Viver e compartilhar a cidade é um dos fundamentos antropológicos do turismo.
por Gilnei Casagrande
É aqui que o registro dos hábitos e
costumes ou as formas de viver de uma comunidade tem seu valor. A primavera que está batendo na porta tem algo de curioso.
Não pela rica floração, imposta pela própria natureza, mas na sua inserção,
como símbolo cultural em nossa região.
O hábito de transformar as frentes das
casas em jardins foi crescendo com o povoado de Gramado e esta responsabilidade
foi exclusivamente feminina. Oriunda do hábito do cultivo da horta onde os mais
diversos tipos de temperos ali se reproduziam, as flores impunham além de suas
belezas, a presença de uma pessoa especial.
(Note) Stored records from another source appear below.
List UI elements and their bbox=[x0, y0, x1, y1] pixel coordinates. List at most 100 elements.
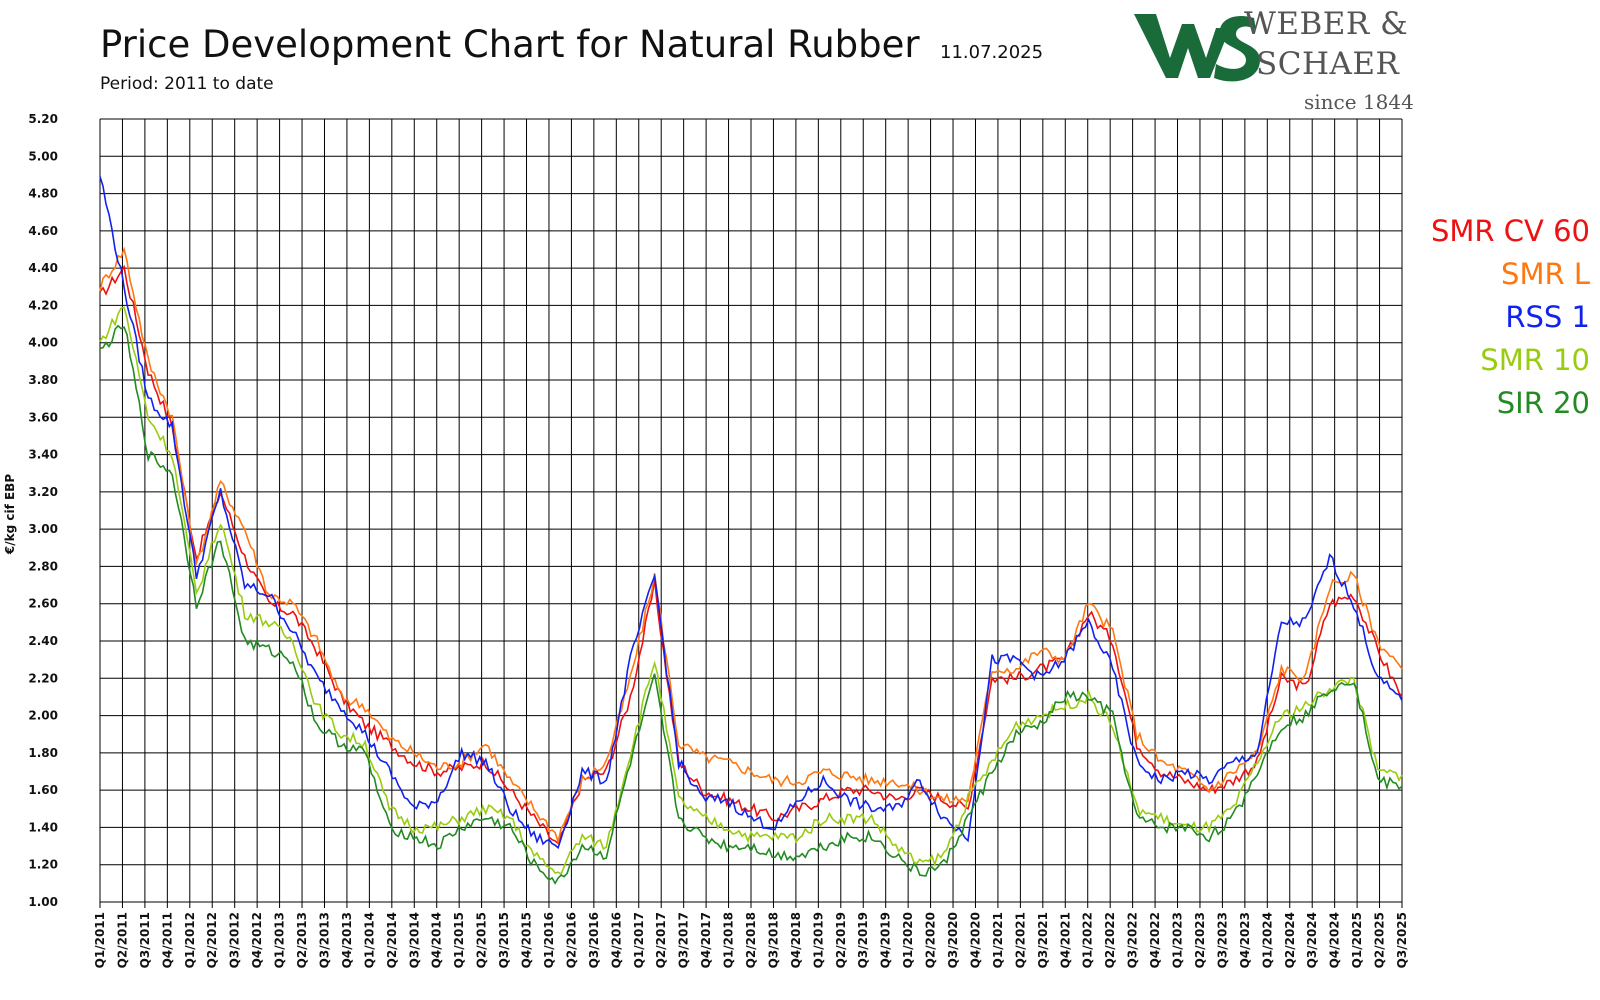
series-line-rss-1 bbox=[99, 176, 1403, 850]
x-tick-label: Q1/2015 bbox=[452, 912, 466, 968]
y-tick-label: 1.20 bbox=[28, 858, 58, 872]
x-tick-label: Q1/2012 bbox=[183, 912, 197, 968]
x-tick-label: Q3/2015 bbox=[497, 912, 511, 968]
x-tick-label: Q2/2022 bbox=[1103, 912, 1117, 968]
legend-item-sir20: SIR 20 bbox=[1496, 386, 1590, 420]
report-date: 11.07.2025 bbox=[940, 42, 1044, 63]
legend-item-smr-l: SMR L bbox=[1501, 257, 1590, 291]
legend-item-rss1: RSS 1 bbox=[1505, 300, 1590, 334]
x-tick-label: Q1/2020 bbox=[901, 912, 915, 968]
x-tick-label: Q3/2018 bbox=[766, 912, 780, 968]
x-tick-label: Q3/2021 bbox=[1036, 912, 1050, 968]
y-tick-label: 3.40 bbox=[28, 448, 58, 462]
x-tick-label: Q4/2018 bbox=[789, 912, 803, 968]
x-tick-label: Q2/2017 bbox=[654, 912, 668, 968]
legend-item-smr-cv60: SMR CV 60 bbox=[1430, 214, 1590, 248]
x-tick-label: Q4/2024 bbox=[1328, 912, 1342, 968]
series-line-smr-l bbox=[99, 246, 1403, 845]
x-tick-label: Q2/2021 bbox=[1013, 912, 1027, 968]
y-tick-label: 1.40 bbox=[28, 820, 58, 834]
series-line-sir-20 bbox=[99, 324, 1403, 885]
x-tick-label: Q4/2017 bbox=[699, 912, 713, 968]
x-tick-label: Q4/2021 bbox=[1058, 912, 1072, 968]
x-tick-label: Q4/2016 bbox=[609, 912, 623, 968]
x-tick-label: Q3/2011 bbox=[138, 912, 152, 968]
y-tick-label: 3.00 bbox=[28, 522, 58, 536]
x-tick-label: Q2/2023 bbox=[1193, 912, 1207, 968]
y-tick-label: 2.00 bbox=[28, 709, 58, 723]
x-tick-label: Q2/2011 bbox=[115, 912, 129, 968]
logo-line-2: SCHAER bbox=[1256, 46, 1400, 82]
series-line-smr-10 bbox=[99, 306, 1403, 876]
logo-line-3: since 1844 bbox=[1304, 90, 1414, 114]
x-tick-label: Q1/2021 bbox=[991, 912, 1005, 968]
x-tick-label: Q4/2013 bbox=[340, 912, 354, 968]
x-tick-label: Q1/2016 bbox=[542, 912, 556, 968]
x-tick-label: Q3/2020 bbox=[946, 912, 960, 968]
y-tick-label: 4.00 bbox=[28, 336, 58, 350]
x-tick-label: Q4/2020 bbox=[968, 912, 982, 968]
x-tick-label: Q3/2013 bbox=[317, 912, 331, 968]
x-tick-label: Q2/2018 bbox=[744, 912, 758, 968]
x-tick-label: Q1/2023 bbox=[1171, 912, 1185, 968]
x-tick-label: Q1/2017 bbox=[632, 912, 646, 968]
y-tick-label: 1.00 bbox=[28, 895, 58, 909]
y-tick-label: 2.80 bbox=[28, 559, 58, 573]
y-tick-label: 1.80 bbox=[28, 746, 58, 760]
x-tick-label: Q2/2020 bbox=[924, 912, 938, 968]
x-tick-label: Q3/2024 bbox=[1305, 912, 1319, 968]
x-tick-label: Q1/2019 bbox=[811, 912, 825, 968]
x-tick-label: Q4/2019 bbox=[879, 912, 893, 968]
y-tick-label: 2.20 bbox=[28, 671, 58, 685]
x-tick-label: Q2/2015 bbox=[475, 912, 489, 968]
x-tick-label: Q4/2011 bbox=[160, 912, 174, 968]
x-tick-label: Q3/2017 bbox=[677, 912, 691, 968]
x-tick-label: Q3/2012 bbox=[228, 912, 242, 968]
y-tick-label: 2.60 bbox=[28, 597, 58, 611]
x-tick-label: Q2/2019 bbox=[834, 912, 848, 968]
x-tick-label: Q1/2025 bbox=[1350, 912, 1364, 968]
x-tick-label: Q4/2022 bbox=[1148, 912, 1162, 968]
chart-grid bbox=[99, 118, 1403, 908]
x-tick-label: Q1/2014 bbox=[362, 912, 376, 968]
x-tick-label: Q1/2013 bbox=[273, 912, 287, 968]
x-tick-label: Q2/2012 bbox=[205, 912, 219, 968]
x-tick-label: Q3/2016 bbox=[587, 912, 601, 968]
y-tick-label: 4.20 bbox=[28, 298, 58, 312]
y-axis-ticks: 1.00 1.20 1.40 1.60 1.80 2.00 2.20 2.40 2.60 2.80… bbox=[28, 112, 58, 909]
x-tick-label: Q3/2019 bbox=[856, 912, 870, 968]
logo-line-1: WEBER & bbox=[1244, 6, 1409, 42]
y-tick-label: 4.40 bbox=[28, 261, 58, 275]
legend-item-smr10: SMR 10 bbox=[1480, 343, 1590, 377]
x-tick-label: Q2/2013 bbox=[295, 912, 309, 968]
y-tick-label: 2.40 bbox=[28, 634, 58, 648]
y-tick-label: 3.80 bbox=[28, 373, 58, 387]
x-tick-label: Q2/2025 bbox=[1373, 912, 1387, 968]
x-tick-label: Q3/2022 bbox=[1126, 912, 1140, 968]
y-tick-label: 4.80 bbox=[28, 187, 58, 201]
y-axis-title: €/kg cif EBP bbox=[3, 474, 17, 555]
x-tick-label: Q4/2023 bbox=[1238, 912, 1252, 968]
chart-series bbox=[99, 176, 1403, 885]
x-axis-ticks: Q1/2011 Q2/2011 Q3/2011 Q4/2011 Q1/2012 Q2/20… bbox=[93, 912, 1409, 968]
x-tick-label: Q1/2024 bbox=[1260, 912, 1274, 968]
x-tick-label: Q4/2015 bbox=[520, 912, 534, 968]
y-tick-label: 4.60 bbox=[28, 224, 58, 238]
y-tick-label: 5.20 bbox=[28, 112, 58, 126]
x-tick-label: Q3/2014 bbox=[407, 912, 421, 968]
x-tick-label: Q2/2016 bbox=[564, 912, 578, 968]
y-tick-label: 5.00 bbox=[28, 149, 58, 163]
x-tick-label: Q4/2014 bbox=[430, 912, 444, 968]
x-tick-label: Q3/2025 bbox=[1395, 912, 1409, 968]
series-line-smr-cv-60 bbox=[99, 264, 1403, 845]
period-label: Period: 2011 to date bbox=[100, 74, 274, 94]
x-tick-label: Q3/2023 bbox=[1215, 912, 1229, 968]
x-tick-label: Q2/2024 bbox=[1283, 912, 1297, 968]
x-tick-label: Q1/2018 bbox=[722, 912, 736, 968]
y-tick-label: 3.20 bbox=[28, 485, 58, 499]
y-tick-label: 1.60 bbox=[28, 783, 58, 797]
x-tick-label: Q1/2011 bbox=[93, 912, 107, 968]
x-tick-label: Q1/2022 bbox=[1081, 912, 1095, 968]
x-tick-label: Q2/2014 bbox=[385, 912, 399, 968]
A visita que uma mulher fazia a
outra fosse para ver o recém-nascido ou uma conversa de comadre ou um
aniversário, a muda de alguma flor era comum. A flor que vingava era a presença
de quem ofertava. Levar ou receber uma muda de flor era muito mais que um sinal
de amizade; foram os alinhavos de um grande tecido social.
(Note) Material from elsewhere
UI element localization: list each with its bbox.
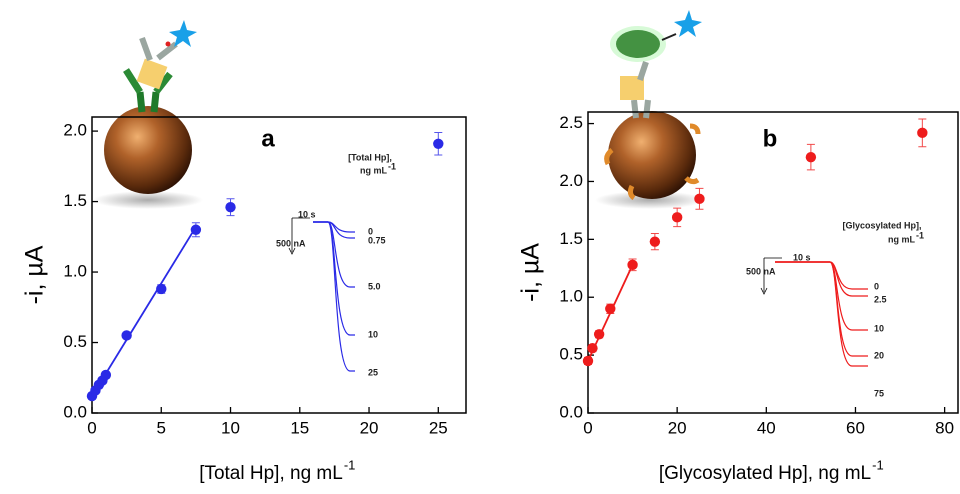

Os "copos de leite", hoje um privilégio das
comunidades do interior assim como as "dálias" pouco vistas,
multicoloriram os terrenos compartilhando, com a hortênsia, o esplendor das
estações. Contudo, a roseira, me é
especial pois sempre que plantei um galho, a rosa vinha em seguida.
Uma
curiosidade transmitida pela tradição oral é que ela deve ser podada nos meses
onde a letra "r" não apareça. Não dá para afirmar que a presença de
roseiras pela cidade seja tímida. Ao contrário, em lugares pitorescos ela está
presente como na Praça João Leopoldo Lied - cujo nome, para os moradores
locais, ainda é identificada por Praça das Rosas, localizada nos limites da rua
Emilio Sorgetz.
Entretanto, o ato dessas trocas foi passando desapercebido pela
comunidade sendo que os motivos foram o progresso acelerado e a perda
silenciosa daquelas práticas ancestrais. Os depoimentos de Iracy Fries dos
Santos, 90, moradora da rua Augusto Zatti esquina com a Borges de Medeiros
refere que a roseira ali plantada lhe foi dada pela amiga Dorli Bender há
aproximadamente 60 anos.
Outro depoimento é de Maria de Lourdes Terres Gil, 81,
também residente na mesma avenida, na altura do n° 3880 refere que a muda da
roseira fora ofertada pelo padrinho Joca Lima, morador de Canela há
aproximadamente 70 anos.
Acredito que o que deve ser sublinhado com estes dois
depoimentos é que a cidade possui em seu meio social uma expressão histórico
cultural com fundamentos antropológicos que, se não é exclusivo, serviu, ao
longo das décadas, de exemplo à proliferação do paisagismo.
É por isso que vejo nas flores que hoje se debruçam nas floreiras e jardins as
mais dignas sucessoras das singulares expressões de amizade e compadrio. Por
sua vez os turistas, por meio de seus registros, criam verdadeiros mosaicos
como símbolos de suas presenças em nossas terras.